Goa Gajah (Balinese: ᬕᭀᬯᬕᬚᬄ), lit. meaning "The Elephant Cave", is located in Gianyar on the island of Bali near Ubud, in Indonesia. Built in the 9th century, it served as a sanctuary.

==History==
Although the exact origins of the cave are uncertain, it is believed to have been built as a place for spiritual meditation. One folklore relates that it was created by the fingernail of the legendary giant Kebo Iwa. However, examining its style, the sanctuary was probably dated from the 11th century Bali Kingdom. The complex contains both Hindu and Buddhist imagery, as the cave contains lingam and yoni, symbols of Shiva, and the image of Ganesha, while by the river there are carved images of stupas and chattra, imagery of Buddhism.

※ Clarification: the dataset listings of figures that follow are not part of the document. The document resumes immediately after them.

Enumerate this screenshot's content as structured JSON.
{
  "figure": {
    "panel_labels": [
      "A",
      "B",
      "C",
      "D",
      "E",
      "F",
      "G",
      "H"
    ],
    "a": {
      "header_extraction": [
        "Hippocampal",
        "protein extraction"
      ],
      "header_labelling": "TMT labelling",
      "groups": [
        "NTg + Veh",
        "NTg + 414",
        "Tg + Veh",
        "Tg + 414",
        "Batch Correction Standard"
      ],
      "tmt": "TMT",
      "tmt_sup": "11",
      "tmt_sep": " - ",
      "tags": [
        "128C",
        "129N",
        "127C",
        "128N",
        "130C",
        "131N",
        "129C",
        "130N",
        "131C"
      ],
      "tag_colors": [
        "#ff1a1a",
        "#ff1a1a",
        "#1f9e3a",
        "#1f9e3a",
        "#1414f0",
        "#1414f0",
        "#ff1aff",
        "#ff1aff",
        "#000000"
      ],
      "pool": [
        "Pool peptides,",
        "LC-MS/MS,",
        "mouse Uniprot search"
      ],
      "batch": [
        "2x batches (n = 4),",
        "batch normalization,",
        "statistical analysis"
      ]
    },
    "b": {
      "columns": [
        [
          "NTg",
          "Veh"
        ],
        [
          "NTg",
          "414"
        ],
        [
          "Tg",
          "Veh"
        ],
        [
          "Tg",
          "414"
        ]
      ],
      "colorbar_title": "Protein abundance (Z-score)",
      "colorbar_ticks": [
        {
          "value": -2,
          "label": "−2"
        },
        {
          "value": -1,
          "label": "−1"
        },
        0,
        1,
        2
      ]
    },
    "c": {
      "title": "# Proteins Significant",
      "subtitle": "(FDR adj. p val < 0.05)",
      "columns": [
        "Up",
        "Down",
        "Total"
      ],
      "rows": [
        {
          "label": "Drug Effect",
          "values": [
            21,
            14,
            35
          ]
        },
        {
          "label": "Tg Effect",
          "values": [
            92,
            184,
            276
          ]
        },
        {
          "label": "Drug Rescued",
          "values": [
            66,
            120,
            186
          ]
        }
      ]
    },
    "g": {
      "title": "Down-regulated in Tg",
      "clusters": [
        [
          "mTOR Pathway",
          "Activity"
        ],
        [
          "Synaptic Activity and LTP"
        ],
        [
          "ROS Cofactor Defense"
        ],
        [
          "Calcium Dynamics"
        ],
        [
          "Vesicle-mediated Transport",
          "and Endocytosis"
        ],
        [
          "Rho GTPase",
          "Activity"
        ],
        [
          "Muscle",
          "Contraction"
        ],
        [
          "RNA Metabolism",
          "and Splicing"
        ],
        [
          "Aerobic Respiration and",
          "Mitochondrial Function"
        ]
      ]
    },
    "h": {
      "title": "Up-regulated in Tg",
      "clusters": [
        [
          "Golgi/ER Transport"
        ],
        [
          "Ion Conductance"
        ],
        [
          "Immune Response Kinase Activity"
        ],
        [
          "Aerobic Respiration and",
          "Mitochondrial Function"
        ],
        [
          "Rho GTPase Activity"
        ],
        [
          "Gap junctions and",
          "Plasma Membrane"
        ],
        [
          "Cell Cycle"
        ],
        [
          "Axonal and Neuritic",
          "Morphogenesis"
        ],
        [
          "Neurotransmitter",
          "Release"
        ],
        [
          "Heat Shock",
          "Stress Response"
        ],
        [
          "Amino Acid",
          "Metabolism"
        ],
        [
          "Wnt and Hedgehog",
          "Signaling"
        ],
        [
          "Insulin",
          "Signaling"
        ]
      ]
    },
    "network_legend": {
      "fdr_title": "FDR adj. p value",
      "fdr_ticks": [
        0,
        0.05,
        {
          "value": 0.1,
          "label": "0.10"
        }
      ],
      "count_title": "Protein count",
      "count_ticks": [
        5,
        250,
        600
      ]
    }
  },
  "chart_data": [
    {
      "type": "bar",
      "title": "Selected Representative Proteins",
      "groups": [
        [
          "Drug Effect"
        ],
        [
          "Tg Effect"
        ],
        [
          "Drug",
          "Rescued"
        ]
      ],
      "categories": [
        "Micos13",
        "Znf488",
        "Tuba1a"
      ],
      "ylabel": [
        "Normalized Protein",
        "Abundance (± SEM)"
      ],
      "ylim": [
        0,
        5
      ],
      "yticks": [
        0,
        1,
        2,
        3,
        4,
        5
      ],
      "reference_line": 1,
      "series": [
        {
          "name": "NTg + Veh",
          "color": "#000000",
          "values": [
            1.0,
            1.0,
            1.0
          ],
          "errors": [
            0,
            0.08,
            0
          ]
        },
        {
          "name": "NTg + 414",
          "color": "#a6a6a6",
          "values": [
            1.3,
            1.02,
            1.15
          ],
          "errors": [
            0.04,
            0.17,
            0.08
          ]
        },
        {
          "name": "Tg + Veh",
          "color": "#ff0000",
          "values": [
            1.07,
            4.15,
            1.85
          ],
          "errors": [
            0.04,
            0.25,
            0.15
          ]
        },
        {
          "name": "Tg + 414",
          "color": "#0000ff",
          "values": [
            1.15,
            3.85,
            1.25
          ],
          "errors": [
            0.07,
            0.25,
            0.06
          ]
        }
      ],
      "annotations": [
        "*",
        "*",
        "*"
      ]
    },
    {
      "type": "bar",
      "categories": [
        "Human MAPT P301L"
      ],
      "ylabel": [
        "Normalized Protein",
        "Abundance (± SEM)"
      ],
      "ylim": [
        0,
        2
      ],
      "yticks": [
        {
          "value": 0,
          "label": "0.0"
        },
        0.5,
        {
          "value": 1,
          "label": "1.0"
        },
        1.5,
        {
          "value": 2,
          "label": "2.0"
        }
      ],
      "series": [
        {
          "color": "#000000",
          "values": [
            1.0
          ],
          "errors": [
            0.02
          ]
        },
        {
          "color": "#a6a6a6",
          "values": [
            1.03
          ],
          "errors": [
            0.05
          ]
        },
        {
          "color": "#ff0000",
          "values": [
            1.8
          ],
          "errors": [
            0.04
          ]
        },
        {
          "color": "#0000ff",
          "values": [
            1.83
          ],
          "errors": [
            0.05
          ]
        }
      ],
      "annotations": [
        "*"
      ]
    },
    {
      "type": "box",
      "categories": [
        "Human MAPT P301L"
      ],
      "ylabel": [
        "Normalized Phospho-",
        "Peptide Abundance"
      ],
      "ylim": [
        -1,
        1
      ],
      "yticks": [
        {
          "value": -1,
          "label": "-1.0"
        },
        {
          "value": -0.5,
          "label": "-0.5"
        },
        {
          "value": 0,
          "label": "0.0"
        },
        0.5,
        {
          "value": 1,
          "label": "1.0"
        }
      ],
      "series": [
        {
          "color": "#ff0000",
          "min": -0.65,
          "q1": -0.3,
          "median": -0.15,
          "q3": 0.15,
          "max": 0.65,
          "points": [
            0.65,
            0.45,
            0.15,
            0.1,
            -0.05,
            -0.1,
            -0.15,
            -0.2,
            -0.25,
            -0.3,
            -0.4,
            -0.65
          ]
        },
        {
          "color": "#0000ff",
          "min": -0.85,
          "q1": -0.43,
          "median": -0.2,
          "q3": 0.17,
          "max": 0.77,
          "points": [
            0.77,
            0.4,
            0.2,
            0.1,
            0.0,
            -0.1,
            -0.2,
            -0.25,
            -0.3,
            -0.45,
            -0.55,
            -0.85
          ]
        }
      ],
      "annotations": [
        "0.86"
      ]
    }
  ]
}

The cave was rediscovered by Dutch archaeologists in 1923, but the fountains and bathing pool were not discovered until 1954.

==Site description==
The temple is characterized by menacing faces that are carved into the stone – whose purpose is assumed to be the warding off of evil spirits. The primary figure was once thought to be an elephant, hence the nickname Elephant Cave. Other sources state that it is named after the stone statue of the Hindu God Ganesh (characterized by having the head of an elephant) located inside of the temple. The site is mentioned in the Javanese poem Desawarnana written in 1365. An extensive bathing place on the site was not excavated until the 1950s. The entrance of the cave is accessed only by walking down a long flight of stairs. The inside of the temple is small and usually has trails of white smoke from the incense burning. Visitors wearing shorts will be issued a sarong to tie around the waist before entering the courtyard. The complex also contains 7 statues of women (out of which 1 has been destroyed due to an earthquake) holding water pitchers that depict seven holy rivers of India: the Ganga River, Sarasvati River, Yamuna River, Godavari River, Sindhu River, Kaveri River, and Narmada River.

==World Heritage Status==
This site was added to the UNESCO World Heritage Tentative List on October 19, 1995, in the Cultural category, but was pulled out along with 11 other sites on 2015.